# Mounting Porter Cable 892 Fixed Base to Router Table



## Pack52 (Feb 14, 2006)

Hello all,

Please note I am the ultimate novice. When I purchased this router, I was expecting the fixed base to be able to be mounted via 3 screw-holes into the tabletop like I had seen with other routers. However, the fixed base itself does not seem to come with any mounting holes whatsoever. The instruction manual says nothing about mounting to a router table, and my particular router did not come with the handy CD I have heard about.

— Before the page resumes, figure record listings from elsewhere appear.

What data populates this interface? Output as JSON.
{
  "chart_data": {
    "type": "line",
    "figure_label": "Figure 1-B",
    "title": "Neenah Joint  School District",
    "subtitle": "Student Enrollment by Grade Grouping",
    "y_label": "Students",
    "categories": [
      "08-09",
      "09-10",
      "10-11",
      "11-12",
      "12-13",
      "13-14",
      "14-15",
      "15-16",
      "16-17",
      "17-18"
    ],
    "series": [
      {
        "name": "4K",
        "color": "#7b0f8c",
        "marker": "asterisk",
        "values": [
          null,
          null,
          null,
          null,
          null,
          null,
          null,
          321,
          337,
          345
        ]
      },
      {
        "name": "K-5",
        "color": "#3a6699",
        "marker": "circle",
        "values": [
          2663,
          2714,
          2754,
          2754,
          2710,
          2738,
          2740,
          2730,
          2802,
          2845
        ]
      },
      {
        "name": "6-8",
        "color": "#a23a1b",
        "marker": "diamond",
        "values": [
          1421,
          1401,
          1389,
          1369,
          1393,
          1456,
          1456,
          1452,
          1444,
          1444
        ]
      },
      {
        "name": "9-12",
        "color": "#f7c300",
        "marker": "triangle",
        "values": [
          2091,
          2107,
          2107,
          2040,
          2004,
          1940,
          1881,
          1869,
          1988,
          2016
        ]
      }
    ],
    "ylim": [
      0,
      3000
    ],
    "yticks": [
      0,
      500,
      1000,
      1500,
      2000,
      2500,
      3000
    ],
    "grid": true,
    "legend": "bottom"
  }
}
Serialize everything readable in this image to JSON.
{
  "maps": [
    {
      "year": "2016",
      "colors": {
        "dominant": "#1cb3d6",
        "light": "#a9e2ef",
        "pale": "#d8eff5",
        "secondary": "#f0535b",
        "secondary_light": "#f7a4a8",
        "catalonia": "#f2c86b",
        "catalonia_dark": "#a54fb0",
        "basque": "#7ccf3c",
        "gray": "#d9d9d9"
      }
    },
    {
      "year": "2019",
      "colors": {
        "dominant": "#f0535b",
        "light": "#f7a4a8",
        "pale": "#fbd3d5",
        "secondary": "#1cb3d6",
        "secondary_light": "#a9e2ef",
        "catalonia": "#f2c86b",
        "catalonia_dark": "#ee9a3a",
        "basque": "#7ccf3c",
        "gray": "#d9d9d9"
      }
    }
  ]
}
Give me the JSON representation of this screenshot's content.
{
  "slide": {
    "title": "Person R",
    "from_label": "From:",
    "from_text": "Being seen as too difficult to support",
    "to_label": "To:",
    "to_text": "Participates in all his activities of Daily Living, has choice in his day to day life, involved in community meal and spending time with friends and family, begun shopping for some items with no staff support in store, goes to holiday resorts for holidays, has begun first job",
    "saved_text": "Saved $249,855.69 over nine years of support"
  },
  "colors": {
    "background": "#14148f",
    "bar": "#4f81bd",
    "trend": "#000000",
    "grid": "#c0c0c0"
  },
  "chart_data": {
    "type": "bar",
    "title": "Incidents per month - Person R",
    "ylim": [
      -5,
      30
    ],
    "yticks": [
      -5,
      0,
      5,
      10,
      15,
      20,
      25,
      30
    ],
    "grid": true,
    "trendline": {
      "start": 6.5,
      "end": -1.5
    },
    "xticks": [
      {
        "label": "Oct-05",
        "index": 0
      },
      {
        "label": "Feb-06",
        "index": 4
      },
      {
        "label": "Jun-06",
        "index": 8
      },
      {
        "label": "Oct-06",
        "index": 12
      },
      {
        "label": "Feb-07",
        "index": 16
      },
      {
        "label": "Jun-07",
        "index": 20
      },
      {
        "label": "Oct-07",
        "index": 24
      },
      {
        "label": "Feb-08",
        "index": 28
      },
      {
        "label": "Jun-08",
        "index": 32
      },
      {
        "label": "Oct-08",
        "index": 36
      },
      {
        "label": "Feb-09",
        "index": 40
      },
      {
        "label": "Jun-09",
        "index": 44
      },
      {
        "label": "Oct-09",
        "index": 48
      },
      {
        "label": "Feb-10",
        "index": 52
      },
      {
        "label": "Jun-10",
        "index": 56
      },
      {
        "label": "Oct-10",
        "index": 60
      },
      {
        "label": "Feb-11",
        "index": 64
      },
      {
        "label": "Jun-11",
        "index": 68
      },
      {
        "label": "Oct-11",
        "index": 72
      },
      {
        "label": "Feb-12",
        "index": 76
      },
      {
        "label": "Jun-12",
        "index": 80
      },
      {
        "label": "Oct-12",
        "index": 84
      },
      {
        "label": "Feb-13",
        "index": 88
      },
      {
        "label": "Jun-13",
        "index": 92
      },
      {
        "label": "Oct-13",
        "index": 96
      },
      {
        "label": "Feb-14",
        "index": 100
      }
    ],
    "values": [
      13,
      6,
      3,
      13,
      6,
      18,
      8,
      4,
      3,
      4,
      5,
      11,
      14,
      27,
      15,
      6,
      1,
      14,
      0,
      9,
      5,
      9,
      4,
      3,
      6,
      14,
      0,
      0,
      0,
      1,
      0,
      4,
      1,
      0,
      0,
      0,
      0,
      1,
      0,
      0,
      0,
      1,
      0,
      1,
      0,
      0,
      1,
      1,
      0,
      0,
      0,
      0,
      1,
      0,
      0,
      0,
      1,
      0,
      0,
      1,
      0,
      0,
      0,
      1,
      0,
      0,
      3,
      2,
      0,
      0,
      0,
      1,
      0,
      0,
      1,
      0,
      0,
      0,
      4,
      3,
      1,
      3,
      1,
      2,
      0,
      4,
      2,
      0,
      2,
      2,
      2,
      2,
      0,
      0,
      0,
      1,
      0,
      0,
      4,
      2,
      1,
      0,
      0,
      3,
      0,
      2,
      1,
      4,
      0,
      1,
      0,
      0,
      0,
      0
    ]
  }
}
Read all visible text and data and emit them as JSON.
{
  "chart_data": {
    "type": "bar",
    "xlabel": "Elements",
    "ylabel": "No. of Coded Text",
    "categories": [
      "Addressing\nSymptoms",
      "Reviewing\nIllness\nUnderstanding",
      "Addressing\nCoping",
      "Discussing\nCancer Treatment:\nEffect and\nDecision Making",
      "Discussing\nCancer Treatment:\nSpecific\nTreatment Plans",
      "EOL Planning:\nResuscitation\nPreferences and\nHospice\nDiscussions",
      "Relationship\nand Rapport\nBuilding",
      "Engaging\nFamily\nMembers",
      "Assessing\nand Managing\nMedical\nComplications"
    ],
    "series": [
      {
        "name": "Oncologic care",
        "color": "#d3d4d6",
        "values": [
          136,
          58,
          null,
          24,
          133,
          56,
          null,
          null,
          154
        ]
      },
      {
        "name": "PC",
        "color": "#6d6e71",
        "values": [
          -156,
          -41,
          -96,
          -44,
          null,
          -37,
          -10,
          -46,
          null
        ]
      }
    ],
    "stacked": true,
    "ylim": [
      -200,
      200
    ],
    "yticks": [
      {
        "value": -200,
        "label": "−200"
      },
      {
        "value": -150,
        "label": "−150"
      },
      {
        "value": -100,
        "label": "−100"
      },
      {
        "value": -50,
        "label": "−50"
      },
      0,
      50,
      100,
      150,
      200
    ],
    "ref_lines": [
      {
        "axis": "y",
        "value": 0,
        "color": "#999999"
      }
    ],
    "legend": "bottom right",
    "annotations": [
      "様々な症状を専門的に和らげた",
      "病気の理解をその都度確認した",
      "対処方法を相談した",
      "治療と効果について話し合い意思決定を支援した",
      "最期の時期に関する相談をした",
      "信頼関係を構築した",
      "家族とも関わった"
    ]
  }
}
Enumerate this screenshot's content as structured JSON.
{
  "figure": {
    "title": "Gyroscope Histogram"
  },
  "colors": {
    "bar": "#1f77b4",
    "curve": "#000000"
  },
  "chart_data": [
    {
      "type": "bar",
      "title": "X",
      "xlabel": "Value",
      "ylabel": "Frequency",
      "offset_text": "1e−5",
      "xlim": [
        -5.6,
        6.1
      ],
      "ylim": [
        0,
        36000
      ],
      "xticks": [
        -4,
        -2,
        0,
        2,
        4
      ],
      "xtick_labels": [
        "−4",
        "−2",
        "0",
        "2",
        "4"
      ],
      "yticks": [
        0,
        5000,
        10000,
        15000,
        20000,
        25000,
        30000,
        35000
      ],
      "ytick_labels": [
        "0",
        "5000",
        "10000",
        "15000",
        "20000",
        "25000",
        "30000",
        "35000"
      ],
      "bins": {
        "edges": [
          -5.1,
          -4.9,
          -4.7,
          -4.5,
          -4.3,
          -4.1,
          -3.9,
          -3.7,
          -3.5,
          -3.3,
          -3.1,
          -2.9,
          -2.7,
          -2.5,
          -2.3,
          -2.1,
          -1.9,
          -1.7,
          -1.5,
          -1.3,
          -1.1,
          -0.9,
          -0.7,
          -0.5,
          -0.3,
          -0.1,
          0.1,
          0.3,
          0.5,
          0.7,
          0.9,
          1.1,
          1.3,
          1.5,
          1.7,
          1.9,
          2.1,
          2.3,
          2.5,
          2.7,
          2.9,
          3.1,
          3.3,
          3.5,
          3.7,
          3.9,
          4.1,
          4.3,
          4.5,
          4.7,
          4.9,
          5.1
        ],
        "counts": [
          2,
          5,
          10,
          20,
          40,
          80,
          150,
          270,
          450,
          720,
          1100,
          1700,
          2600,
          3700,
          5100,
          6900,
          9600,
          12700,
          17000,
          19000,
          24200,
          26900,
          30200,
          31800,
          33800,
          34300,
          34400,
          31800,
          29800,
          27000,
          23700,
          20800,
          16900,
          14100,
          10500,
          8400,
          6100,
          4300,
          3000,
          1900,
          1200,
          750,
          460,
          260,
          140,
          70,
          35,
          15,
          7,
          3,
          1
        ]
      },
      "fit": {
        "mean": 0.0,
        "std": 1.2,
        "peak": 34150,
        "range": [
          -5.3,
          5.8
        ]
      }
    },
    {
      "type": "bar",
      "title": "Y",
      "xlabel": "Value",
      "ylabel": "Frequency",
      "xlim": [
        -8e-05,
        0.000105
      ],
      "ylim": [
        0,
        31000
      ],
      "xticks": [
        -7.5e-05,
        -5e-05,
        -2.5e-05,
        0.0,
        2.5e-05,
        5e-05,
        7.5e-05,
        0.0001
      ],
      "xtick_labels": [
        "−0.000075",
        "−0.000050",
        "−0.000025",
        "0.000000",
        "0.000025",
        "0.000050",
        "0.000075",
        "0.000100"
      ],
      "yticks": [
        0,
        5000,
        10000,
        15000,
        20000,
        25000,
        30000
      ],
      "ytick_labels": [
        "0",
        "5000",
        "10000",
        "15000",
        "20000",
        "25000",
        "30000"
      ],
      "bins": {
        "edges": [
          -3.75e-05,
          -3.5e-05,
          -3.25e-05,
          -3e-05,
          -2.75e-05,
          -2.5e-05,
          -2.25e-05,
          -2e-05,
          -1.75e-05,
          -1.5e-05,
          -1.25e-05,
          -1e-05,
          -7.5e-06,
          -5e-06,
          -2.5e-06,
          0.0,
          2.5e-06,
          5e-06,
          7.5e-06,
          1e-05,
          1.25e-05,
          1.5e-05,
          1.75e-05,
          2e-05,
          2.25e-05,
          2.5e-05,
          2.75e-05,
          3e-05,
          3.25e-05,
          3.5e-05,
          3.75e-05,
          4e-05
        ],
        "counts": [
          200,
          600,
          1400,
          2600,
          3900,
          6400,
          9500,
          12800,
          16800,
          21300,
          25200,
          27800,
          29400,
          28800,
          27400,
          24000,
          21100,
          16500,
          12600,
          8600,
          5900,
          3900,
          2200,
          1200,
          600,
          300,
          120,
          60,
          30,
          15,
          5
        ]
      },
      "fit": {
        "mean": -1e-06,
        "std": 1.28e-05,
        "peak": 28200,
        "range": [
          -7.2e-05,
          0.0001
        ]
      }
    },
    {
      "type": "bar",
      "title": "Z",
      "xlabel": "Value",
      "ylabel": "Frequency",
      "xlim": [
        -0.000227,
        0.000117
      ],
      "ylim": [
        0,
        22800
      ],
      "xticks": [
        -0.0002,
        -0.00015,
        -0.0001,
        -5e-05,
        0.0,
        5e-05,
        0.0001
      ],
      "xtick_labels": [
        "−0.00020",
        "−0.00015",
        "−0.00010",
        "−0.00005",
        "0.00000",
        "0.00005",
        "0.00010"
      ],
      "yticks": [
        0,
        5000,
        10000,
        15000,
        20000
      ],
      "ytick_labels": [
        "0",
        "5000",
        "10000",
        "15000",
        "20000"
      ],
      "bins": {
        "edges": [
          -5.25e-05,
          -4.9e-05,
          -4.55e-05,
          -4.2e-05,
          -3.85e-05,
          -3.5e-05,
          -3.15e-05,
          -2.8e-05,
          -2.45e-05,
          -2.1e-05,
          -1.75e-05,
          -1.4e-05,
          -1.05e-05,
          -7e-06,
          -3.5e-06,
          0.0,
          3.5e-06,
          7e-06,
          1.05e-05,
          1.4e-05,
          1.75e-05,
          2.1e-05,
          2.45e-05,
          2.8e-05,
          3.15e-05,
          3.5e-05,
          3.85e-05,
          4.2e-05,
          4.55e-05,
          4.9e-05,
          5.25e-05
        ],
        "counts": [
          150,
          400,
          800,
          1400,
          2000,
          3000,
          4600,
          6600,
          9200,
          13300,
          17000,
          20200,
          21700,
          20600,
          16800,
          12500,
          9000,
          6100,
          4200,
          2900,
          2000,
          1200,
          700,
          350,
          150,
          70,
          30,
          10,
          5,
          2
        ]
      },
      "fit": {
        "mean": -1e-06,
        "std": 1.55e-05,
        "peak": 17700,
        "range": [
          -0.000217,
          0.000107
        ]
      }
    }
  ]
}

For those who have mounted this router to a table before, how did you do it?


----------



## Gilbear (Dec 13, 2005)

I'm guessing you still have the base plate on it ? - unscrew the plate and use those holes for mounting - that's how mine works anyway.


----------



## Pack52 (Feb 14, 2006)

I am assuming you mean the plastic piece on the end of the base by base plate. I have unscrewed this, but I see no way except for one of the holes to drive a screw into the router table (and have the screw head hold up the router base)... What kind of screw did you use (and did you drive it top down into the router base under the table)? The only screws the router came with were about a quarter inch long to hold the base plate in...


----------



## Gilbear (Dec 13, 2005)

By base plate, I mean the circular plastic doodad with slots in it and a hole for the bits that's screwed onto the bottom of the router's frame. Screws go through the table top into the base, as if the table top was one big base plate - countersink the holes to set the screw heads below the surface of the top (use the base plate as a template for drilling the holes on your top) - use the screws that came with the base plate if long enough, or get the same ones only longer at a hardware store - am I understanding your question?


----------



## Pack52 (Feb 14, 2006)

Yes, I think I understand, thanks for your help...


----------